In a time of Coronavirus, a light-hearted TV show can make a big difference in lifting your somber mood.
Star Plus provides the same with new limited series Maharaj Ki Jay Ho. This TroubleMaker Production is a fantasy infused with elements of mythology.
The story starts with a small-time crook Sanjay (Satyajeet Dubey) getting out of jail. He then tries to make it for his wedding with the daughter of the head clerk. The mandap is his govt office.
However, en route, Sanjay is kidnapped by his boss henchmen, who force him to steal a talking car. The car using a Punjabi accent reminded us of Total Dhamaal.
A silly confusion over the kill order allows Sanjay to flee in the car. The bad guys chasing him in a rickety scooter adds to the fun
In the meantime, there is news of scientist Dsouza’s (Ashwin Mushran) disappearance courtesy, a bungled experiment, which takes him the days of the Mahabharata.
Running for his life Sanjay breaks-in into the restricted experiment zone and gets sucked into a black hole, which carries him back to the Vedic age as well as the scientist.
One thing we did not understand how come scientist gets Sanjay’s mobile number sans network. But the text repartee involving God indeed was humorous.
Here, director Deven Bhojani has treated the Mahabharat in a lighter manner. We have funny bungling blind Dhritrashtra (Nitish Pandey) in a constant battle with his arch-enemy Suryabhan (Rajesh Kumar).
Rakhi Sawant’s ex-boyfriend Abhishek Awasthy is the Hastinapura army chef and is as whacked as his emperor.
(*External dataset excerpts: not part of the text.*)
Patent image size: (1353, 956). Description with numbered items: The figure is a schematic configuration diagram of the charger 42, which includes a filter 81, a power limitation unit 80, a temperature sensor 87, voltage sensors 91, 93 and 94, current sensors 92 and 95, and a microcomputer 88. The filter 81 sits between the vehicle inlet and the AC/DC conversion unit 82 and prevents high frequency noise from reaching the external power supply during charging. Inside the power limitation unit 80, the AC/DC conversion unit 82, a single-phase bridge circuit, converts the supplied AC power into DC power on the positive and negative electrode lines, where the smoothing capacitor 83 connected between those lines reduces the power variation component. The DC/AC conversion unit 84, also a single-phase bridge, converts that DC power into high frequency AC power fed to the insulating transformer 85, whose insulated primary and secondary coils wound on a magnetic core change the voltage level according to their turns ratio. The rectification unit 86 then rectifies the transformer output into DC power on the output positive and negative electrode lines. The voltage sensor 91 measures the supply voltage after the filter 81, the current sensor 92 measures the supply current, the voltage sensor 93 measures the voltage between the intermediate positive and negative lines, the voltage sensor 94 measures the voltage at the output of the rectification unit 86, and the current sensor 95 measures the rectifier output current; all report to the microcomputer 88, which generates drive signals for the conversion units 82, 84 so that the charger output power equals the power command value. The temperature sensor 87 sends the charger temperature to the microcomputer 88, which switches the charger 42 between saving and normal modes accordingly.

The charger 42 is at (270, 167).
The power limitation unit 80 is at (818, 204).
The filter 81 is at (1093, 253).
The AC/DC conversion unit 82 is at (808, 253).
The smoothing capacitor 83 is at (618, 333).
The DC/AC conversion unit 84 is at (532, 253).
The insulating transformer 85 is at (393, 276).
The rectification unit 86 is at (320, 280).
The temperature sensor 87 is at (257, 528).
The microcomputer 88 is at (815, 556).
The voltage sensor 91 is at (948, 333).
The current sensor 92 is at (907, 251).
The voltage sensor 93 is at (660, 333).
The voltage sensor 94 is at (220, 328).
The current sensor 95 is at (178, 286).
Gandhari (Monica) is equally nuts; she can’t see any fault in brother Shakuni.
Hastinapura troop hauls Sanjay in the court for his different look, and his conversation is entertaining, his use of English and modern words in contrast to ancient dialect.
Sanjay helps Dhritrashtra free a kidnapped Gandhari. How he pulls the wool over the eye of Suryabhan brought a smile to our otherwise tense face.
But he is forced by Shankuni to take over coaching of brattish Kaurav and Pandav kids and he uses cricket to forge peace among the warring princes.
Soon we have a cricket match between teams Suryabhan and Dhritrashtra. Old jokes like chit mein jeeta pat mein hara are used.
The ancient commentator using written text to pronounce cricket, which will only start thousand of years later, was fun.
All in all, we have liked all the four episodes, but yes at the time it does drag a bit. Satyajeet, who has returned to TV after year is good as Sanjay. Through him, the makers want to give out the message that war is not the solution to any dispute.
His love story will open. It will be interesting to see how he can romance his girl who is loving in the present while he is now 5000 years in the past.
Ashwin is cute with his broken Hindi. He also keeps trying to find oranges as he is masquerading as a dasi. Shakuni thinks something is cooking between him and Sanjay as they keep hugging each other.
Nitish is spot-on as the blind emperor.
More then the lead Satyajeet, we think the real credit should go to Nitish and Rajesh for it is their poker face antics which holds the show together.
Rajesh is successfully able to break out of the Roshesh Sarabhai mold and bring out a whole new comic person. e.g the swimming pool scene.
For Star, an already ready Maharaj Ki Jay Ho was the perfect stop-gap fill till we see the big-ticket show Anupama. Originally it was supposed to be a 26 one hour episode series. But now they will be broken into 52 daily ones.
Ideally, though such an off beater concept requires substantial publicity, currently, we are sailing in uncharted lockdown territory, though.
Any new software will help keep the audiences clued into StarPlus till things get normal. And being limited and low budget, lower TRP will not harm.
Alternatively, since all are home, it might just turn out to be a sleeper hit.